The following campaign only featured a slight dip in those lofty numbers, with his 5v5 GA/60 rate of 1.75 ranking 10th overall among the 197 D-men with 500 minutes of ice time logged.

A lot of those impressive metrics are a testament to Carlo's ability to eliminate quality looks in the defensive zone, no doubt. But some of those numbers are also buoyed by the fact that the defenseman — as much as the bread and butter of his game is tailored for dealing with difficult matchups in Boston's end — received a hefty amount of favorable starts down the other end of the sheet.

The fewer D-zone starts, the fewer chances the opposition has of generating easy looks when you're out on a shift. And when you have a playmaking pro like Torey Krug as your partner, you're going to see far more of your shifts begin and end around the offensive blue line, rather than muscling skaters out of Boston's crease.

Carlo primarily logged shifts next to Zdeno Chara during his rookie campaign in 2016-17, but the following three seasons primarily featured the big-bodied blueliner and Krug serving as the B's incarnation of "The Odd Couple" — with a steady, stay-at-home skater and an undersized, bombastic power-play QB skating together for 1,769 minutes of 5v5 ice time since 2017.

Granted, even if those O-zone starts weren't exactly conducive to Carlo's game, you didn't see many complaints from the young defenseman — especially given the benefits that come with playing alongside a sparkplug like Krug.
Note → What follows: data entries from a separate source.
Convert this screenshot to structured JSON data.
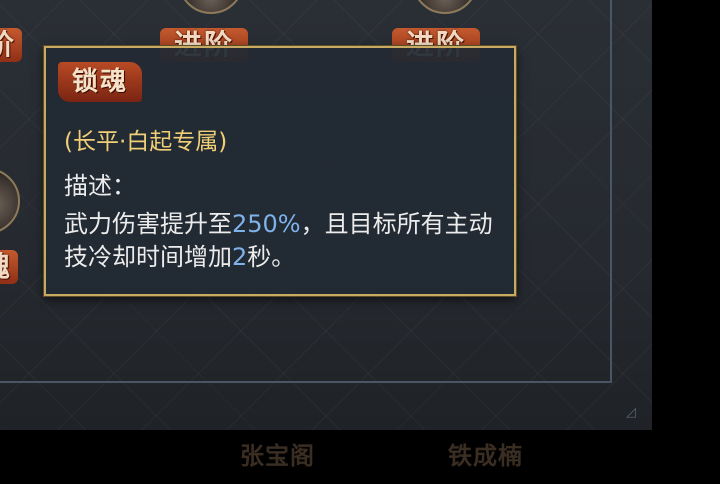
{
  "background": {
    "banner_top_left": "阶",
    "banner_top_1": "进阶",
    "banner_top_2": "进阶",
    "banner_mid_left": "魂",
    "bottom_name_1": "张宝阁",
    "bottom_name_2": "铁成楠"
  },
  "tooltip": {
    "title": "锁魂",
    "subtitle": "(长平·白起专属)",
    "label": "描述：",
    "desc_part1": "武力伤害提升至",
    "desc_value1": "250%",
    "desc_part2": "，且目标所有主动技冷却时间增加",
    "desc_value2": "2",
    "desc_part3": "秒。"
  },
  "colors": {
    "title_banner": "#a03a1c",
    "subtitle": "#f0cf76",
    "highlight": "#7fb2ea",
    "border": "#c8aa60"
  }
}
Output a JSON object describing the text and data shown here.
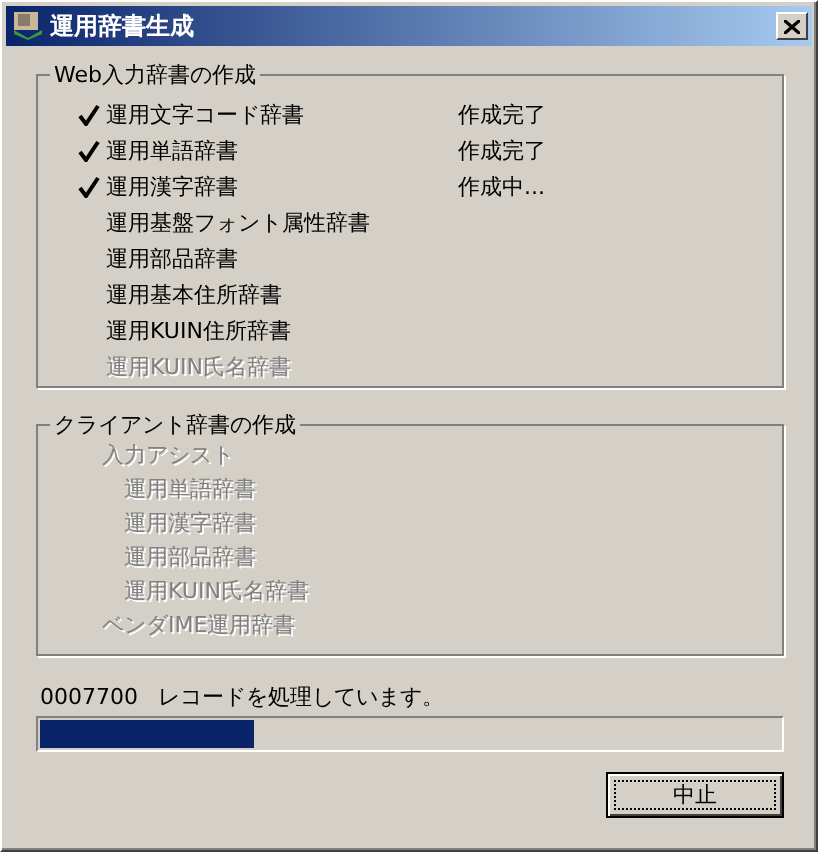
{
  "window": {
    "title": "運用辞書生成"
  },
  "web_group": {
    "title": "Web入力辞書の作成",
    "items": [
      {
        "label": "運用文字コード辞書",
        "checked": true,
        "status": "作成完了",
        "disabled": false
      },
      {
        "label": "運用単語辞書",
        "checked": true,
        "status": "作成完了",
        "disabled": false
      },
      {
        "label": "運用漢字辞書",
        "checked": true,
        "status": "作成中...",
        "disabled": false
      },
      {
        "label": "運用基盤フォント属性辞書",
        "checked": false,
        "disabled": false
      },
      {
        "label": "運用部品辞書",
        "checked": false,
        "disabled": false
      },
      {
        "label": "運用基本住所辞書",
        "checked": false,
        "disabled": false
      },
      {
        "label": "運用KUIN住所辞書",
        "checked": false,
        "disabled": false
      },
      {
        "label": "運用KUIN氏名辞書",
        "checked": false,
        "disabled": true
      }
    ]
  },
  "client_group": {
    "title": "クライアント辞書の作成",
    "items": [
      {
        "label": "入力アシスト",
        "disabled": true,
        "children": [
          {
            "label": "運用単語辞書",
            "disabled": true
          },
          {
            "label": "運用漢字辞書",
            "disabled": true
          },
          {
            "label": "運用部品辞書",
            "disabled": true
          },
          {
            "label": "運用KUIN氏名辞書",
            "disabled": true
          }
        ]
      },
      {
        "label": "ベンダIME運用辞書",
        "disabled": true
      }
    ]
  },
  "progress": {
    "count": "0007700",
    "message": "レコードを処理しています。",
    "level": 0.29
  },
  "buttons": [
    "中止"
  ]
}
Carlo isn't going to be challenging for an Art Ross in the coming years (to put it lightly), but that doesn't mean that years spent alongside a player of Krug's talents haven't paid off when it comes to molding a raw offensive game.

"Watching (Krug), especially on the puck-moving side of things, it pushes me to be a better player. Just because he's so good at so many little things,"," Carlo told BostonSportsJournal.com just ahead of the COVID-19 pause. "There's things that he'll try in practice where I'm just like, 'Wow, I want to try that too.' But you just feel comfortable communicating with him. He has leadership in the way where he'll tell me where he wants me to be and he doesn't mind if I tell him vice-versa. I think he's a guy who can communicate and also listen at the same time. And that's very, very key to having a good partnership as a defenseman. So I love playing with him. I love his game in all aspects. I think defensively he's been fantastic as well, which is not the identity of a smaller guy, but it's pretty amazing with what he's been able to become as an NHL player." 

Alas, when the 2021 NHL season finally gets off the ground this winter, Carlo, in some respects, will now find himself starting anew. His longtime D partner in Krug is now off to St. Louis. The unquestioned leader of the B's defensive corps in Chara has still not signed on for a 15th year in a black and gold sweater.

Carlo, who only turns 24 in under two weeks, could suddenly find himself as one of the longest-tenured defensemen on this B's roster — tasked with anchoring a youth movement headlined by the likes of Charlie McAvoy, Matt Grzelcyk and a slew of green skaters from the AHL ranks.

Entering a new campaign without a set D partner for the first time in years will be an adjustment for the even-keeled Carlo. But with change comes opportunity — and Bruce Cassidy and the B's coaching staff have to be awfully intrigued with what they can get out of Carlo in a more defensive-focused, shutdown role moving forward.